Compositions containing triterpenes in combination with other therapeutic components are found as plant extracts. Fumiko et al. (Biol. Pharm. Bull (2002), 25(11), 1485-1487) discloses the evaluation of a methanolic extract of Rosmarimus officinalis L. for treating trypanosomiasis. Addington et al. (U.S. Pat. Nos. 8,481,086, 9,220,778, 9,358,293, US 20160243143 A1) disclose a supercritical fluid (SCF) extract (PBI-05204) of Nerium oleander containing oleandrin and triterpenes for the treatment of neurological conditions. Addington et al. (U.S. Pat. No. 9,011,937, US 20150283191 A1) disclose a triterpene-containing fraction (PBI-04711) of the SCF extract of Nerium oleander containing oleandrin and triterpenes for the treatment of neurological conditions. Jager et al. (Molecules (2009), 14, 2016-2031) disclose various plant extracts containing mixtures of oleanolic acid, ursolic acid, betulinic acid and other components. Mishra et al. (PLoS One 2016 25; 11(7):e0159430. Epub 2016 Jul. 25) disclose an extract of Betula utilis bark containing a mixture of oleanolic acid, ursolic acid, betulinic acid and other components. Wang et al. (Molecules (2016), 21, 139) disclose an extract of Alstonia scholaris containing a mixture of oleanolic acid, ursolic acid, betulinic acid and other components. L. e Silva et al. (Molecules (2012), 17, 12197) disclose an extract of Eriope blanchetti containing a mixture of oleanolic acid, ursolic acid, betulinic acid and other components. Rui et al. (Int. J. Mol. Sci. (2012), 13, 7648-7662) disclose an extract of Eucaplyptus globulus containing a mixture of oleanolic acid, ursolic acid, betulinic acid and other components. Ayatollahi et al. (Iran. J. Pharm. Res. (2011), 10(2), 287-294) disclose an extract of Euphorbia microsciadia containing a mixture of oleanolic acid, ursolic acid, betulinic acid and other components. Wu et al. (Molecules (2011), 16, 1-15) disclose an extract of Ligustrum species containing a mixture of oleanolic acid, ursolic acid, betulinic acid and other components. Lee et al. (Biol. Pharm. Bull (2010), 33(2), 330) disclose an extract of Forsythia viridissima containing a mixture of oleanolic acid, ursolic acid, betulinic acid and other components.

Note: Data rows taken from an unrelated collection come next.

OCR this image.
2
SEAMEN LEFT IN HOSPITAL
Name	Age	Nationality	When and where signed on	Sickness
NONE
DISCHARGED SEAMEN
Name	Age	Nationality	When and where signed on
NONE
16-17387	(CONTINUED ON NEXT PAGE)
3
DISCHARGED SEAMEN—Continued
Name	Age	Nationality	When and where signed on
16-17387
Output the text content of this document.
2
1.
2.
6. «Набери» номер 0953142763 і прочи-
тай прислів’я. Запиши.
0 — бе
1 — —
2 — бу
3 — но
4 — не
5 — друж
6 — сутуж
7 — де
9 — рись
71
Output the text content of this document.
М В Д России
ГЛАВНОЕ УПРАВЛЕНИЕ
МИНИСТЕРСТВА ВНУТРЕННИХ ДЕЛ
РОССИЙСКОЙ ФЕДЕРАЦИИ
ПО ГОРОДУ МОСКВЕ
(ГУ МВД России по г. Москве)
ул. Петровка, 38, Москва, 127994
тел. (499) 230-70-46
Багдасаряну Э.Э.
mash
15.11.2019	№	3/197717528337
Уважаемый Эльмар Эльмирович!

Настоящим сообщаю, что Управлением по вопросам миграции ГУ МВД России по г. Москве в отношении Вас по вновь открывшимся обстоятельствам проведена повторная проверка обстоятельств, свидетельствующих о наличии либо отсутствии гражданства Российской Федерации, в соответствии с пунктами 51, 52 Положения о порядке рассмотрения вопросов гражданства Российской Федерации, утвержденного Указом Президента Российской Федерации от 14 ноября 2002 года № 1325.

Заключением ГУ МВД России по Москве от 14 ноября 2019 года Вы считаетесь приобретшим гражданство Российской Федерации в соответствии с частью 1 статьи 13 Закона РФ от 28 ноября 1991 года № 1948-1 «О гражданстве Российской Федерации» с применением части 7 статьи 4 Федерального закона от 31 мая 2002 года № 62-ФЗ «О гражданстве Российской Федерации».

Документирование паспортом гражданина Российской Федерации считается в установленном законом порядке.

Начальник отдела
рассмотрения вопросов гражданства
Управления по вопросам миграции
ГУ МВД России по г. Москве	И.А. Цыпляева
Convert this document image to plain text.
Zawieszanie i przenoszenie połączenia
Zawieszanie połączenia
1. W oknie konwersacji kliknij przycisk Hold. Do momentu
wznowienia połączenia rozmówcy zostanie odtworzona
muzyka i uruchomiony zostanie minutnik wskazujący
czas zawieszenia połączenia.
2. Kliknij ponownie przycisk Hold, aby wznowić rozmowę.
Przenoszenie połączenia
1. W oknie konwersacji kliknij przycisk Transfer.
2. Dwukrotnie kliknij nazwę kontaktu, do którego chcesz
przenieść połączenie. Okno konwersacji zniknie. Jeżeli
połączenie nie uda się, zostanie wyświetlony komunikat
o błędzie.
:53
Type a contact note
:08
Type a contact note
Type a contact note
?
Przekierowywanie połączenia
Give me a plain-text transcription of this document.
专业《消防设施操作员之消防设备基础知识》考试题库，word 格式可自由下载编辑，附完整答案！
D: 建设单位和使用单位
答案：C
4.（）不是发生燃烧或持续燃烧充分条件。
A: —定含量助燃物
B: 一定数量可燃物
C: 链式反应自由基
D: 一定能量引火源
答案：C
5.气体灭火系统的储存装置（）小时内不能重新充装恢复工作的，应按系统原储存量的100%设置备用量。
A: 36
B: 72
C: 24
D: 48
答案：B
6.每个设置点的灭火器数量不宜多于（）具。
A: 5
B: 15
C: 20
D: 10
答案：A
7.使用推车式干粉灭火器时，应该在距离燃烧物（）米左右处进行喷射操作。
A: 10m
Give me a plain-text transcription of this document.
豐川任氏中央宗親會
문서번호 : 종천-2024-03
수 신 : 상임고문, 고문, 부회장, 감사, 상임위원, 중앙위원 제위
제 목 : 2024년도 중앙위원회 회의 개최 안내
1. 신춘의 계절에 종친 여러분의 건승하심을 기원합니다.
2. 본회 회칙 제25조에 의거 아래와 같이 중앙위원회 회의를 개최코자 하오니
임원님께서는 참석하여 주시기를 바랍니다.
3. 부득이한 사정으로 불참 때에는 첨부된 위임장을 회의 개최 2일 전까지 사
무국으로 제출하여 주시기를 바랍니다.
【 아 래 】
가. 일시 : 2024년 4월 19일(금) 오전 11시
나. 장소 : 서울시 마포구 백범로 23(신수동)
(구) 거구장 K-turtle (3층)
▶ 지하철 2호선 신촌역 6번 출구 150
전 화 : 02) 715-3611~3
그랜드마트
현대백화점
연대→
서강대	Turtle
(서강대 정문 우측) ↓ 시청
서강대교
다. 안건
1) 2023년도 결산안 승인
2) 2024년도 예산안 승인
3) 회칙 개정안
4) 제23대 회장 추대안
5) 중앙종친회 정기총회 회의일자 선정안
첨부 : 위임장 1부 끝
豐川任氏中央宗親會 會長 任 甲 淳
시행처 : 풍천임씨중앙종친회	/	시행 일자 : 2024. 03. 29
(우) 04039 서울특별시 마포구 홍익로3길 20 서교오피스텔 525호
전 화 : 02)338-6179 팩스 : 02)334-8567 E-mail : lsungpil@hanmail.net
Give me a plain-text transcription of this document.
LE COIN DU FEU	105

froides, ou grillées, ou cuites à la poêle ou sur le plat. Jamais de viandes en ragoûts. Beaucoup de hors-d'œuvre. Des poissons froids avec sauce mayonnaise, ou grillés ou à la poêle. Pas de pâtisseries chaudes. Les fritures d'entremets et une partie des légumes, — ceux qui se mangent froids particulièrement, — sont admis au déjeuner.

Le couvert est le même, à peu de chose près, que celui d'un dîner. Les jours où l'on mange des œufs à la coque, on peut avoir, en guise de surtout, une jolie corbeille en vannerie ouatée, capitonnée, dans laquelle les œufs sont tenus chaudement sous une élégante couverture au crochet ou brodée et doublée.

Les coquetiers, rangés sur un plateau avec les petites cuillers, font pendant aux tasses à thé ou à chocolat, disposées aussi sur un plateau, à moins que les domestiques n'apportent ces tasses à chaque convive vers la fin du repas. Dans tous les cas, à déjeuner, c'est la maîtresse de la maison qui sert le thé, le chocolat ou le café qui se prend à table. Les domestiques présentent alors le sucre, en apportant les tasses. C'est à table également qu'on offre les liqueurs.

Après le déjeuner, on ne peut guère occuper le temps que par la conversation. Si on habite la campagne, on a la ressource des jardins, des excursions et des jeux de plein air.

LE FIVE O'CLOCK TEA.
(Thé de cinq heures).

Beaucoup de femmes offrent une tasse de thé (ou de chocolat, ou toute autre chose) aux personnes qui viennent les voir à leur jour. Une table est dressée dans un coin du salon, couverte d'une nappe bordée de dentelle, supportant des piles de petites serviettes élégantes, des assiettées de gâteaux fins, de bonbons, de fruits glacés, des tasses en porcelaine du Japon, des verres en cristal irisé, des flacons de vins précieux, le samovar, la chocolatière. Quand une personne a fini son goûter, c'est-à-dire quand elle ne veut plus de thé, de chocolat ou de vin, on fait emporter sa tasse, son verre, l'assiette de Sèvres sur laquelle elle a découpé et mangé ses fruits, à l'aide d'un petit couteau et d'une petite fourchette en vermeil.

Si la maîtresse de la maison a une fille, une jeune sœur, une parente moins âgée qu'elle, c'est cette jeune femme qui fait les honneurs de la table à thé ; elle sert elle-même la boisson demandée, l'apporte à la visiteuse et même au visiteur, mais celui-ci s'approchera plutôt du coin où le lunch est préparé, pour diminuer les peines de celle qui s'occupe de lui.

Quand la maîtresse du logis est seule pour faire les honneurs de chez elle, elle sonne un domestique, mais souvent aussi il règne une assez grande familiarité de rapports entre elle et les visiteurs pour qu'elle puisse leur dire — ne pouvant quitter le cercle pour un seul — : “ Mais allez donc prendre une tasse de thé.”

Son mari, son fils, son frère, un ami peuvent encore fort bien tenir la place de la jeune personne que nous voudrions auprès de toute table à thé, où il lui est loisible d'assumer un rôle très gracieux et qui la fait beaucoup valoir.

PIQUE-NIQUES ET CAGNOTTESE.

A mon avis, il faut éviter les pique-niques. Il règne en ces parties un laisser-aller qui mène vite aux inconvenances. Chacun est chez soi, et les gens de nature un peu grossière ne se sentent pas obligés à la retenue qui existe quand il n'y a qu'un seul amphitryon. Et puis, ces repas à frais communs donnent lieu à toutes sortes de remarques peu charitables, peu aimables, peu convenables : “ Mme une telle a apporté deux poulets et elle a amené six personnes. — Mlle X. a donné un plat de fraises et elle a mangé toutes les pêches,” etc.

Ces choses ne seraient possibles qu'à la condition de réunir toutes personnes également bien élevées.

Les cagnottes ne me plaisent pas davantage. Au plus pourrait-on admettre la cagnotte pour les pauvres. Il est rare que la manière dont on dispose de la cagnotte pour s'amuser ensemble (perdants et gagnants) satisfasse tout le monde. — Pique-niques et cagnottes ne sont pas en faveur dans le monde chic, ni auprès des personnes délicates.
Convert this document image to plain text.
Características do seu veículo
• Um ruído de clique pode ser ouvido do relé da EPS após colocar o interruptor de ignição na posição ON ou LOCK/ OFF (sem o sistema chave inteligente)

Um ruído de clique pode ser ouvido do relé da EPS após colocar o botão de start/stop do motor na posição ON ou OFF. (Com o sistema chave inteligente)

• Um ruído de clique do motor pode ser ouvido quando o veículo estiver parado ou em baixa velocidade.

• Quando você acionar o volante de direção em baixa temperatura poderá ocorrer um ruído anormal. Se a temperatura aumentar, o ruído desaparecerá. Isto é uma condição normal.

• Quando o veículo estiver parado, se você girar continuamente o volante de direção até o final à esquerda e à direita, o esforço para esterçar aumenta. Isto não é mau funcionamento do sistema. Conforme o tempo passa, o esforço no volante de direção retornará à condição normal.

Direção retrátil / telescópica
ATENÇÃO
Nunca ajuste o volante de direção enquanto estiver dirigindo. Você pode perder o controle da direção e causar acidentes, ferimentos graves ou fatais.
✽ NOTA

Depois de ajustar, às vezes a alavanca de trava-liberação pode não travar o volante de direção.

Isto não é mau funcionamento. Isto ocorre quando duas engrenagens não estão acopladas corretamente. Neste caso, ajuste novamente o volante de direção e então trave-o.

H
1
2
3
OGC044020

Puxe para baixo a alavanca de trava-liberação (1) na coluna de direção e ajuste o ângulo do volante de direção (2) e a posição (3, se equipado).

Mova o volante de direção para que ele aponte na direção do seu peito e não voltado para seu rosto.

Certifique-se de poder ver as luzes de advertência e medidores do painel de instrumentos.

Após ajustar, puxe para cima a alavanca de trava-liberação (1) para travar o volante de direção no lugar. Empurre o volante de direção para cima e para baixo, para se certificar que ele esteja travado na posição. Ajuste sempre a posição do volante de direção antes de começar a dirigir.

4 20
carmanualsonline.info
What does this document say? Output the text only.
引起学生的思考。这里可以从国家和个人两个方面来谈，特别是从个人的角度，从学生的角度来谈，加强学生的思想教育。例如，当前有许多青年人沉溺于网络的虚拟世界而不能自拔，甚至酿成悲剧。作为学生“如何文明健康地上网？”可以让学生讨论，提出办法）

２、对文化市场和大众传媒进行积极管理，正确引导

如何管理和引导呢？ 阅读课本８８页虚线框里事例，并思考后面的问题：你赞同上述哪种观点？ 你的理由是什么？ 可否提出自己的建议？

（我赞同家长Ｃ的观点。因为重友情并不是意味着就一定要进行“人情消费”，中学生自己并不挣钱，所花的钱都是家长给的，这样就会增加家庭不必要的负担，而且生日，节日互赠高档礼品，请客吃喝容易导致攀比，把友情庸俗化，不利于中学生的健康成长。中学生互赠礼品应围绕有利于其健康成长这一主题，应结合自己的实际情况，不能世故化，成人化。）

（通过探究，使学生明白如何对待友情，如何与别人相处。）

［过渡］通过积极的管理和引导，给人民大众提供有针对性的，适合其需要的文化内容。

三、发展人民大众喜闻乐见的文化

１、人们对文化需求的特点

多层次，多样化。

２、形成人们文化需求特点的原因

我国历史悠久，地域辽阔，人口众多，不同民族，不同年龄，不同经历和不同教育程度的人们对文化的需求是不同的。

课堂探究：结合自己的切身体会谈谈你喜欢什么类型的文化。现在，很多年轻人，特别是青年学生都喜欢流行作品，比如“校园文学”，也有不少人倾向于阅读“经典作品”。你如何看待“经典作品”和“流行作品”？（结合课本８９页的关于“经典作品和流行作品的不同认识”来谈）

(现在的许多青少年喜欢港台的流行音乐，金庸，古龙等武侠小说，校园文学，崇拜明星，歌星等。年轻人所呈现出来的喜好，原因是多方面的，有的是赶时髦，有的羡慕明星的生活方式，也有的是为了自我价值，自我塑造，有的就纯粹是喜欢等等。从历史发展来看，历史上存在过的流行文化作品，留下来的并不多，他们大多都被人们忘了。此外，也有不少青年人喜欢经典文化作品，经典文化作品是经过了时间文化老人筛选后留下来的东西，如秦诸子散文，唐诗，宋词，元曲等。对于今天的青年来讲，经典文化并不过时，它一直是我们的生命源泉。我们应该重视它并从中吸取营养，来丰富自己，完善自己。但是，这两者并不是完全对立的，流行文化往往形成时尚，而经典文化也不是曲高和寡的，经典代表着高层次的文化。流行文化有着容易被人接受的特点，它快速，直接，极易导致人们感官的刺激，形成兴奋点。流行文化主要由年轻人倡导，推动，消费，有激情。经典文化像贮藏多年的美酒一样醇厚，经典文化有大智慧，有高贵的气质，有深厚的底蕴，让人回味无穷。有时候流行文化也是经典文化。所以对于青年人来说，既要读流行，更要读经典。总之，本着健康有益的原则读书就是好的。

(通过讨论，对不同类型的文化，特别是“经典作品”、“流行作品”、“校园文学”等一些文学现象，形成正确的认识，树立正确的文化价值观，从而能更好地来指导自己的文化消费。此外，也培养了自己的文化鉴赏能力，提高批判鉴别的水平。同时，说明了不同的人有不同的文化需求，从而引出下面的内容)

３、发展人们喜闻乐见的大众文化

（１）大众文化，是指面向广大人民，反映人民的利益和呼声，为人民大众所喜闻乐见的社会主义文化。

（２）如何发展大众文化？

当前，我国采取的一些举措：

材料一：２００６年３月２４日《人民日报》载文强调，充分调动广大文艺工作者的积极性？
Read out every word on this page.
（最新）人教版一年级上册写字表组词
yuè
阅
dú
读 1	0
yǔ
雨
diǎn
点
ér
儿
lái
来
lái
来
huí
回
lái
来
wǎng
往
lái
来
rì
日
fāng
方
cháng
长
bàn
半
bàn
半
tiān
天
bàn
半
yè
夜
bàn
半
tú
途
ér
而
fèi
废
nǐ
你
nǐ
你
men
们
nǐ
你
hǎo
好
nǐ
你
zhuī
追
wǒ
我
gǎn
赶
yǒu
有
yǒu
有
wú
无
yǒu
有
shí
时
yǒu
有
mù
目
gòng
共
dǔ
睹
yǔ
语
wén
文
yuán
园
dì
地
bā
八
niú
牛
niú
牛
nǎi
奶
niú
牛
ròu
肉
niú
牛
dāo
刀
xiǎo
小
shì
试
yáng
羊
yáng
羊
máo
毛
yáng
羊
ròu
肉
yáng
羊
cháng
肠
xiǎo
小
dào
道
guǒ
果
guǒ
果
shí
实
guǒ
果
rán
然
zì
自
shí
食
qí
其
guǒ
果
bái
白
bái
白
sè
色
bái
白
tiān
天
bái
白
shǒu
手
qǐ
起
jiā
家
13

None of the art suggests a neuroprotective composition containing a combination of two or three different triterpenes selected from oleanolic acid, ursolic acid and betulinic acid, nor use of such a composition for the treatment of neurological conditions, in particular wherein the neuroprotective composition excludes cardiac glycoside and excludes a pharmacologically active polysaccharide obtained from Nerium species or Thevetia species. None of the art recognizes the improvements provided by administration of a combination of triterpenes as compared to administration of the individual triterpenes, in particular wherein cardiac glycoside is absent.